Though they came from all classes, the masses shared the belief that

… the most respected, articulate and representative members of the community were fools and that all the powers that be were not so much evil as they were equally stupid and fraudulent. P. 315.

The number of non-participants in Germany and Austria increased enormously in the wake of the defeat in WWI and the hyperinflation of Weimar, and the breakdowns in production that gave rise to high unemployment. The fact that this displacement from their role in society happened to many people at the same time did not stop individuals from judging themselves harshly, from blaming themselves. Arendt says that gradually these people lost interest in their own well-being, their sense of self-preservation. They put a bunch of abstract ideas ahead of their own well-being, their own interests.

Himmler, who knew so well the mentality of those whom he organized, described not only his SS-men, but the large strata from which he recruited them, when he said they were not interested in “everyday problems” but only “in ideological questions of importance for decades and centuries, so that the man … knows he is working for a great task which occurs but once in 2,000 years.” The gigantic massing of individuals produced a mentality which, like Cecil Rhodes some forty years before, thought in continents and felt in centuries. Page 316, fn omitted.

The key to understanding the role of the individual in a totalitarian movements is this:

Totalitarian movements are mass organizations of atomized, isolated individuals. Compared with all other parties and movements, their most conspicuous external characteristic is their demand for total, unrestricted, unconditional, and unalterable loyalty of the individual member. This demand is made by the leaders of totalitarian movements even before they seize power. It usually precedes the total organization of the country under their actual rule and it follows from the claim of their ideologies that their organization will encompass, in due course, the entire human race.

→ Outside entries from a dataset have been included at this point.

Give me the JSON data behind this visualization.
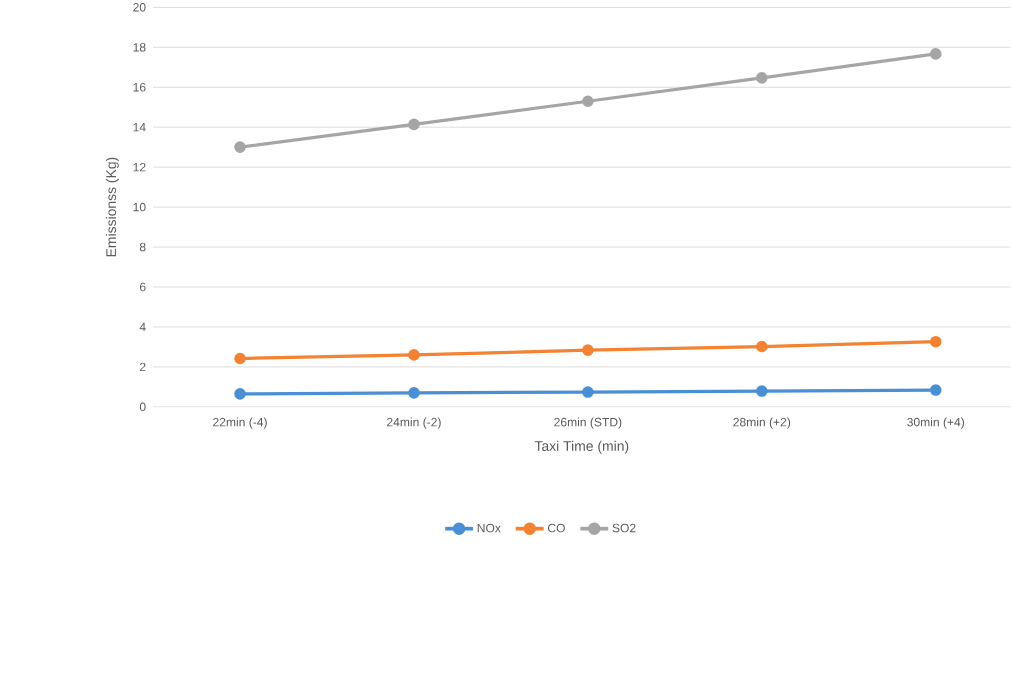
{
  "chart_data": {
    "type": "line",
    "xlabel": "Taxi Time (min)",
    "ylabel": "Emissionss (Kg)",
    "categories": [
      "22min (-4)",
      "24min (-2)",
      "26min (STD)",
      "28min (+2)",
      "30min (+4)"
    ],
    "series": [
      {
        "name": "NOx",
        "color": "#4a8fd4",
        "values": [
          0.65,
          0.7,
          0.74,
          0.79,
          0.84
        ]
      },
      {
        "name": "CO",
        "color": "#f38232",
        "values": [
          2.42,
          2.6,
          2.84,
          3.02,
          3.26
        ]
      },
      {
        "name": "SO2",
        "color": "#a5a5a5",
        "values": [
          13.0,
          14.14,
          15.3,
          16.47,
          17.67
        ]
      }
    ],
    "ylim": [
      0,
      20
    ],
    "yticks": [
      0,
      2,
      4,
      6,
      8,
      10,
      12,
      14,
      16,
      18,
      20
    ],
    "grid": "y",
    "legend": "bottom",
    "marker": "circle",
    "line_style": "solid"
  }
}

The totalitarian movement demands absolute loyalty, and cannot bear any ties other than to the movement. It cannot abide any other claims on the loyalty or the feelings of people under its control, whether to institutions or to other people, even families.

The characteristics of people caught up in a totalitarian movement fit the needs of the movement.

1. They are separated from their society and have no close social relations outside their families.

2. They are not members of any organized party, and frequently have never participated actively in any political action.

3. They are alienated from the political structures of their society, and specifically, they believe that the politicians and other authority figures in power are frauds and incompetents, and that these leaders are the cause of their situation.

4. They respond to the charisma of the leader of the totalitarian movement.

5. They have lost their sense of self-preservation, and their sense of their own interests, substituting abstract issues and intense loyalty to the charismatic leader.

The usual explanation of the rise of Trump and Cruz given by the center-left is that a large number of US citizens have strong authoritarian streaks, that they like the idea of a strong man willing to take on the burden of governance and lead the US back to greatness, whatever that means to them. I think a lot of people leap from this idea to the idea that authoritarianism is a short step from fascism, and then they conclude that Trump represents a sort of proto-fascist smovement. Arendt gives us a broader way of thinking about our right wing problems.